I enrolled to study a Joint Honours degree in 2010 in the hope that it would make me a more rounded intellectual. During my first three years of university, studying both English and History has certainly come with challenges, like trying to meet the needs of both academic departments and learning how to consider and incorporate views and information from contrasting perspectives. This semester, despite having studied periods of history that are centuries apart, and works of literature from authors all over the world, one lesson in particular has shone out from each and every one of my classes.

A couple of weeks ago I was in my Renaissance class and we were discussing Shakespeare’s comedy ‘Twelfth Night’. The main character, Viola, disguises herself as a young man in order to find a job. My teacher remarked: “Shakespeare was drawing attention to ingrained assumptions about gender, making us aware of the fact that gender is a performance in itself.”
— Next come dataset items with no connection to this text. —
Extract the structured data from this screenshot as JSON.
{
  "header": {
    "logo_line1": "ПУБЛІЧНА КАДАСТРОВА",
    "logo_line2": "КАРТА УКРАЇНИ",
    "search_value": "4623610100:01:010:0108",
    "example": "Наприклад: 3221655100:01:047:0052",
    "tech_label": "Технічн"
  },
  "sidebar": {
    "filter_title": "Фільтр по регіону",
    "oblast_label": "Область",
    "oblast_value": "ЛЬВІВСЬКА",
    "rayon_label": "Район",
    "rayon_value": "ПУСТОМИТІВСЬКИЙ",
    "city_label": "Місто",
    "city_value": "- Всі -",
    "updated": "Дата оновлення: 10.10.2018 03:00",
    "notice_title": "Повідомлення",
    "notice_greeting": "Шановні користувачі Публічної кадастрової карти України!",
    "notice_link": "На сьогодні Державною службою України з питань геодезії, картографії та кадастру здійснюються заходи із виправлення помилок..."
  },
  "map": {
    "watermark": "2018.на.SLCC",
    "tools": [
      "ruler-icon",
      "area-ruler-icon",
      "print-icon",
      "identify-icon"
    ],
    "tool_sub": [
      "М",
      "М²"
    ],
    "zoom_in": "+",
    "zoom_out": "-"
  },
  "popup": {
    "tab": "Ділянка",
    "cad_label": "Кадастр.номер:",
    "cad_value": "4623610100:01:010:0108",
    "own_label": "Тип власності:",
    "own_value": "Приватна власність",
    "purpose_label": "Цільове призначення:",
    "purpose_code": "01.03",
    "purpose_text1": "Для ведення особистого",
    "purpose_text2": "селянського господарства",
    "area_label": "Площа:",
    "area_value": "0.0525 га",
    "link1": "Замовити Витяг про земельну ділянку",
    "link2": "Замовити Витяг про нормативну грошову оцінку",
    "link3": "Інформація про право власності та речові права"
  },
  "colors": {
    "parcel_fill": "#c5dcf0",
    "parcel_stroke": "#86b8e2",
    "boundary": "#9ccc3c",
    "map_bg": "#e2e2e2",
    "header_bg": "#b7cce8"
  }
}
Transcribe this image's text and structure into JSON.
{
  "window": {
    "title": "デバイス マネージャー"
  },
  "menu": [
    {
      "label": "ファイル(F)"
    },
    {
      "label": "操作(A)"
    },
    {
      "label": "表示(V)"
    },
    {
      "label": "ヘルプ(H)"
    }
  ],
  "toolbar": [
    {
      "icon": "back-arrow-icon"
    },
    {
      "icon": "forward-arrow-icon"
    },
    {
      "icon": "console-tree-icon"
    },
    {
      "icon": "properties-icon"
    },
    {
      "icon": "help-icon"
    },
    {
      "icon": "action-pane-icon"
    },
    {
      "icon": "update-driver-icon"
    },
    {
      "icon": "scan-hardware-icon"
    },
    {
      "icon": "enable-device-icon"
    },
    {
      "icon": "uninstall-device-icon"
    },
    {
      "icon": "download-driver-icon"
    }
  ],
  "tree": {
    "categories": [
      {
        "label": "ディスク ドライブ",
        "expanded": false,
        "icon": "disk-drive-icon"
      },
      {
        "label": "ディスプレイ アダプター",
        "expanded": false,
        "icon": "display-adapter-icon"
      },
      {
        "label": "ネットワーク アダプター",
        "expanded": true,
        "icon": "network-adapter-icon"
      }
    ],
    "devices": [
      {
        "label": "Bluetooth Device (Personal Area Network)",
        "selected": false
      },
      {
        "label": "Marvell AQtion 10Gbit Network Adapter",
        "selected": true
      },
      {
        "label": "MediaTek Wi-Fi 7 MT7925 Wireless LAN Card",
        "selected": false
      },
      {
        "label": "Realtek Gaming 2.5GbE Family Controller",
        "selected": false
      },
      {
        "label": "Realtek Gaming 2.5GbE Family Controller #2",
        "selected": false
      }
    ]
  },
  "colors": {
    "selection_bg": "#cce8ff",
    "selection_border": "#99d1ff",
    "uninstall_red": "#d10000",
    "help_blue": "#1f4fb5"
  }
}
With ideas about the social construction of gender brewing in the back of my mind, I thought back to my very first women’s self-defense class. My instructor told us: “You don’t have to emulate men in order to execute these moves. You can be the strong and independent women that you want to be without losing sight of your feminine side.” But as a class of 25 young women, it took many of us a couple of times before we were able to shout ‘DON’T BOTHER ME!’ at the top of our voices, without smiling. Attending these classes has made me acutely aware of gendered expectations of behaviour, and defying these expectations with uppercuts and pendulum kicks has been an eye-opening and liberating experience.

But it was in my literary theory class that lessons about gender performativity became especially apparent. During the week we were studying gender and sexuality, my professor opened up the floor for discussion. My classmate said something particularly important: “I feel like nowadays everyone just wants to put everyone else away in boxes and categories. Like when people become obsessed with trying to figure out if someone else is gay or straight. Can’t we just be people?”

Can’t we? Judging by the long string of disheartening personal anecdotes that were shared in class that day, sadly, the answer seems to be no. Modern society is disturbingly preoccupied by the need to categorise, to classify and to stereotype. Gender and sexuality have become such a guessing game that the word ‘gaydar’ has made it into the dictionary. ‘Legally Blonde: The Musical’ even has a number called ‘Gay or European?’ splitting sexuality and identity into two easily identified boxes. But couldn’t he have been gay and European? Or neither?
Just yesterday I was completing an application form. Under the subheading ‘gender’, the form offered three categories: ‘male’, ‘female’ and ‘prefer not to say’. Rather than properly acknowledging the existence of transgender applicants, the form chose the usual ‘male’ and ‘female’ boxes and lumped everything else together in one indeterminate limbo space.

In a modern world that is so strongly characterized by diversity and difference, wouldn’t the best option be to leave the boxes open so that we can write our own identities? Definitions of gender and sexuality should be set free, so that we can be who we want to be without having to conform to ideas of what is ‘male’ and what is ‘female’.